In 1978, Christian author Beverly LaHaye organized a rally against the Equal Rights Amendment (ERA) in San Diego. To her surprise, more than 1,000 people showed up. A series of meetings followed, and by the next year, Concerned Women for America (CWA) was born.

Today, the organization is based in Washington, D.C., and boasts a membership in excess of 500,000. The group has broadened its focus from the ERA to a host of social and political issues and is gaining national attention. During an appearance at the CWA annual convention in September, President Reagan said LaHaye is “changing the face of American politics.” CHRISTIANITY TODAY asked her about CWA’s growing influence.

What prompted you to move from being a writer and pastor’s wife to leading a political activist group?

It was not by design. I wanted to inform churchwomen in my area about some of the issues that were coming up, like the ERA. Our first meeting in 1978 was so successful that the women said, “What are you going to do next?” I realized then that my vision was shortsighted, because churchwomen all over America were hungry for someone to sort out the things that would affect families and the religious values systems they had. From there, it took off like a prairie fire.

Why did the group take off so quickly? And why has it grown so much in numbers and in influence?

The time was right. The more women learned about what was happening, the more they wanted to get involved. When they hear about issues, women are not content to sit back and say, “Well, somebody’s got to do something.” They say, “What can we do?” CWA gave them a plan of action. Every month, we try to give them not just prayer requests, but action ideas, too. There is action at all levels, whether a woman sits at home and writes a letter, or has time to go to the nation’s capital or to her state capital.

How do you respond to people who are uncomfortable with the way your group mixes religious beliefs and conservative politics?

Our religious values affect how we feel about certain issues, and we get involved politically. You’ve got to be involved with politics so you can bring important values to bear on the issues.

What do you see as CWA’S greatest achievement?

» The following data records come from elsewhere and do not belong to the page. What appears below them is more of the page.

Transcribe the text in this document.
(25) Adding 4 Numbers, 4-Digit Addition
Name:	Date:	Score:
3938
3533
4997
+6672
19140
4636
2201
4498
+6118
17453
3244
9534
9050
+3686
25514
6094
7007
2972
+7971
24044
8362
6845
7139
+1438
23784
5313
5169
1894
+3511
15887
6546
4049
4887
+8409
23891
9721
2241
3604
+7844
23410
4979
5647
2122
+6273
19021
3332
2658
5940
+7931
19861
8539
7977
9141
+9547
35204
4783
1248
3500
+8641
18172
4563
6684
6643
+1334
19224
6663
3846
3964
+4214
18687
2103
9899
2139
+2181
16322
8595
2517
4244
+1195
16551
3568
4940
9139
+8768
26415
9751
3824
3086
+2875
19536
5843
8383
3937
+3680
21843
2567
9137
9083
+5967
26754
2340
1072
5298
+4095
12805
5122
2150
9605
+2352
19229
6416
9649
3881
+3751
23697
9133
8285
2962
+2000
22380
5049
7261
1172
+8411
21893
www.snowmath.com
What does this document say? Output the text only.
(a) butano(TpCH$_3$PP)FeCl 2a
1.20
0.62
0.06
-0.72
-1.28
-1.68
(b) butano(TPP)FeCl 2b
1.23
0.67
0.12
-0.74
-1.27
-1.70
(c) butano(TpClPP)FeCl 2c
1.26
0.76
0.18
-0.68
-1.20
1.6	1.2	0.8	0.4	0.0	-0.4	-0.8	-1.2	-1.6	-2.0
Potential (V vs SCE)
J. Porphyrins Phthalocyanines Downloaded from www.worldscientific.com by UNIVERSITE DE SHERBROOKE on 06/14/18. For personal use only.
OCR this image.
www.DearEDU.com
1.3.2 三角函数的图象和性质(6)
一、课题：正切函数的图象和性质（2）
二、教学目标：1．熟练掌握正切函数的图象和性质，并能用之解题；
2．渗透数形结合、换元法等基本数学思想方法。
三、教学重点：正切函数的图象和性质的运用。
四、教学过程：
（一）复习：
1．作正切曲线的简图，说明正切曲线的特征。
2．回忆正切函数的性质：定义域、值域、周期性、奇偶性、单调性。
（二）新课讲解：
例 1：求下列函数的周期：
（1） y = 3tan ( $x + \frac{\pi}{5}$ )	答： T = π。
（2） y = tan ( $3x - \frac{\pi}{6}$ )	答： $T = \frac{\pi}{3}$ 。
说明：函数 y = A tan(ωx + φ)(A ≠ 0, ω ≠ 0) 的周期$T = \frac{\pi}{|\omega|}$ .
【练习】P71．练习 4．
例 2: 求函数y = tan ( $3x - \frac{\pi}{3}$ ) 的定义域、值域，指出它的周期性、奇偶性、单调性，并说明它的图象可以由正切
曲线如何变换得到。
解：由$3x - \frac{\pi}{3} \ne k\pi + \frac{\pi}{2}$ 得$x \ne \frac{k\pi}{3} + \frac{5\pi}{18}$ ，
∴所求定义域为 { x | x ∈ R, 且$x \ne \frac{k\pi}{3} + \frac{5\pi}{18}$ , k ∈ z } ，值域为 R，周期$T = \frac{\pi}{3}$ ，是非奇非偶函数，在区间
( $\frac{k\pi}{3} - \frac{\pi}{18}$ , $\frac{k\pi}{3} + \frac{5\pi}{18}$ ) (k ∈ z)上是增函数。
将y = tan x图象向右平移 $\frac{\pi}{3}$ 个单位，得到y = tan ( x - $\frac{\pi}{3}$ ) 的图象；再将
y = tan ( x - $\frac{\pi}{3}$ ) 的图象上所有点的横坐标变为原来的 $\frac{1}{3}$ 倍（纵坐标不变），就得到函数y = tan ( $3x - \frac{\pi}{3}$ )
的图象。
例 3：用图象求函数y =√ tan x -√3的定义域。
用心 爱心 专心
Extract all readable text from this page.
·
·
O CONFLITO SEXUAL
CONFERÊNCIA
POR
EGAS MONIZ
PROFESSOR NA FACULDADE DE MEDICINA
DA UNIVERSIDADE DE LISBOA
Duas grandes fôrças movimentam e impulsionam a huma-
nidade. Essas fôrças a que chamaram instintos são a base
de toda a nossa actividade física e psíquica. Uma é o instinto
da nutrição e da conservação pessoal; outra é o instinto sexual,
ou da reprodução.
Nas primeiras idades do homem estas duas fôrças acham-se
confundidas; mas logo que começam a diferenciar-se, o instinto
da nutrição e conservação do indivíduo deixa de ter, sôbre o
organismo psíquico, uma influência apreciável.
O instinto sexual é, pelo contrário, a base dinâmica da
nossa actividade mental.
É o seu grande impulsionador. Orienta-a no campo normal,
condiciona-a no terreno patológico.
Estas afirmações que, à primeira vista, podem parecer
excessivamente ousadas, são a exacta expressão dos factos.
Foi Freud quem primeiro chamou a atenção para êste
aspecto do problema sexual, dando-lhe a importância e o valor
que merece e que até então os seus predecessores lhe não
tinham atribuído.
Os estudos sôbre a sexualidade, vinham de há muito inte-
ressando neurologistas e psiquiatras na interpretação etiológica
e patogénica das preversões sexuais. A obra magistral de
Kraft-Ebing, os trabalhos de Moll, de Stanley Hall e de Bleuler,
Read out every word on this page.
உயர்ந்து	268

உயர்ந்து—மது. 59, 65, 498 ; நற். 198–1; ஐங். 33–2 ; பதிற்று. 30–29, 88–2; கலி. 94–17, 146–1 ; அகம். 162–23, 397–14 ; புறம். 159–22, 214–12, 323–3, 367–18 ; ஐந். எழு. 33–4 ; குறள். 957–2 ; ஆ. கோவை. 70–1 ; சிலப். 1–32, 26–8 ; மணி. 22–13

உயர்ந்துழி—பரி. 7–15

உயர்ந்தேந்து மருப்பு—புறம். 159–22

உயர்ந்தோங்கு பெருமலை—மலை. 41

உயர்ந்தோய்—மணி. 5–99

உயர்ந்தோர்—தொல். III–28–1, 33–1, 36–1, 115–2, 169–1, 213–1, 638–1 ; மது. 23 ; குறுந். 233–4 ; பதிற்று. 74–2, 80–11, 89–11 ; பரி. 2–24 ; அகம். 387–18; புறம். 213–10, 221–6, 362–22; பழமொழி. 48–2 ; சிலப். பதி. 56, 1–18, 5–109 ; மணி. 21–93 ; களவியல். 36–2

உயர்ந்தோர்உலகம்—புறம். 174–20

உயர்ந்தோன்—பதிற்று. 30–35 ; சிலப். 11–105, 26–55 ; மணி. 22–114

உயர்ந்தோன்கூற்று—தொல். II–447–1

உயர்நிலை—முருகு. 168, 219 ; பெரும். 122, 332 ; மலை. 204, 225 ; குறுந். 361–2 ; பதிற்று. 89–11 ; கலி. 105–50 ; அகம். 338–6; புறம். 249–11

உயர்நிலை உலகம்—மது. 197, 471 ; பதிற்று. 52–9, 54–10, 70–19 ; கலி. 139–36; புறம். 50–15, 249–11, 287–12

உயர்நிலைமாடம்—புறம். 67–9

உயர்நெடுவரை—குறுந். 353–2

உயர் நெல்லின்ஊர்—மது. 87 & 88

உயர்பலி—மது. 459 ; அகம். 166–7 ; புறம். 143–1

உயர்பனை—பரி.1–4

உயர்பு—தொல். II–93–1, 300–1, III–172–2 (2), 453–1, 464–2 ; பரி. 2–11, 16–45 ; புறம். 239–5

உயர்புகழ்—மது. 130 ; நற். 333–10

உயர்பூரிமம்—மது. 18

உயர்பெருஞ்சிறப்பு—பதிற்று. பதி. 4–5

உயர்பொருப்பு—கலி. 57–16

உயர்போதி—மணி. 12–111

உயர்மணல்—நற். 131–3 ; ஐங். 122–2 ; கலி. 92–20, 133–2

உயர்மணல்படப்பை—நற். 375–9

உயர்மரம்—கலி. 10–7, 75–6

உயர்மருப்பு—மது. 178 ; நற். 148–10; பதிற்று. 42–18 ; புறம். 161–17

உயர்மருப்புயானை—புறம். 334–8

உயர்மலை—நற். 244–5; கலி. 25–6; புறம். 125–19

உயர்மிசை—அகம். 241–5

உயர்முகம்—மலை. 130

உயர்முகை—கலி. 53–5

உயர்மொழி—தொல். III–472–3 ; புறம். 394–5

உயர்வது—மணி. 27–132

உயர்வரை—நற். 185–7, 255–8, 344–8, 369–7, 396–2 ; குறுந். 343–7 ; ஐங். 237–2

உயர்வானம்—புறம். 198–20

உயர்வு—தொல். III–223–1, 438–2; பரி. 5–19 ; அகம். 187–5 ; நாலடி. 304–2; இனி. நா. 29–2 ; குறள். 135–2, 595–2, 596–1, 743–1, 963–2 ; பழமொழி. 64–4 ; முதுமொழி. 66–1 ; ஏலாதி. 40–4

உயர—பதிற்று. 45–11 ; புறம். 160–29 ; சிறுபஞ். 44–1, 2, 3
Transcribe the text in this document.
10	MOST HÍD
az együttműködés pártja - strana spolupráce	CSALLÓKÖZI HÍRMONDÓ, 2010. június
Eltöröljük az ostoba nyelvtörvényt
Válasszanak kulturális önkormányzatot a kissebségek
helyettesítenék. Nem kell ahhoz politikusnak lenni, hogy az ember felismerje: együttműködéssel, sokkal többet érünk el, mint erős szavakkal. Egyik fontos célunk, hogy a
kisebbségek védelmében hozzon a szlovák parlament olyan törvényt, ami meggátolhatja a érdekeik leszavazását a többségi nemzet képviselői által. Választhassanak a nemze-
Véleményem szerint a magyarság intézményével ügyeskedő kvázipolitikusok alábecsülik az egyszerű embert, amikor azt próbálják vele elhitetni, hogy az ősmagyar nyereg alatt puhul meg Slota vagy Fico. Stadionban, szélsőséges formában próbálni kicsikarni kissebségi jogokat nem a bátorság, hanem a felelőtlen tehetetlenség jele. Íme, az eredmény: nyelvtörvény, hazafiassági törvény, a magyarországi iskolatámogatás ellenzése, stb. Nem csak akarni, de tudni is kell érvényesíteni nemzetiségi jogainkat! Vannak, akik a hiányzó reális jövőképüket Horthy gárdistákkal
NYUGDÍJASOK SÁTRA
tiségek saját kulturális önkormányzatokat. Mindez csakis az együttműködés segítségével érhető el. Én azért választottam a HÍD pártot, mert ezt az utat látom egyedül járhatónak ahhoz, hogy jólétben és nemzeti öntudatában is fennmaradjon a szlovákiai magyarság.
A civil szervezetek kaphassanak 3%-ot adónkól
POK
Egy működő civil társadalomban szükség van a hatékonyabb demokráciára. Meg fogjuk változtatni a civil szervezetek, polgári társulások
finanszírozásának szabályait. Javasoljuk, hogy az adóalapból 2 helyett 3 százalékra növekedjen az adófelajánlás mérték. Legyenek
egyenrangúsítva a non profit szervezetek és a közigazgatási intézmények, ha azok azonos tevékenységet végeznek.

First, we have informed and motivated hundreds of thousands of women across the country. Second, we’re proud of our legal department’s record of representing people who want to protect parental rights, freedom of religion, and freedom of expression for a child in school. We have gone to court to defend people whose First Amendment rights have been violated.

What’s ahead for CWA?

In two years, we will have reached the last decade of this century—what we are calling the “Decade of Destiny.” By the year 2000, we expect to have more than 1 million members and the ability to turn America back to putting a high value on families, human life, and Christian principles.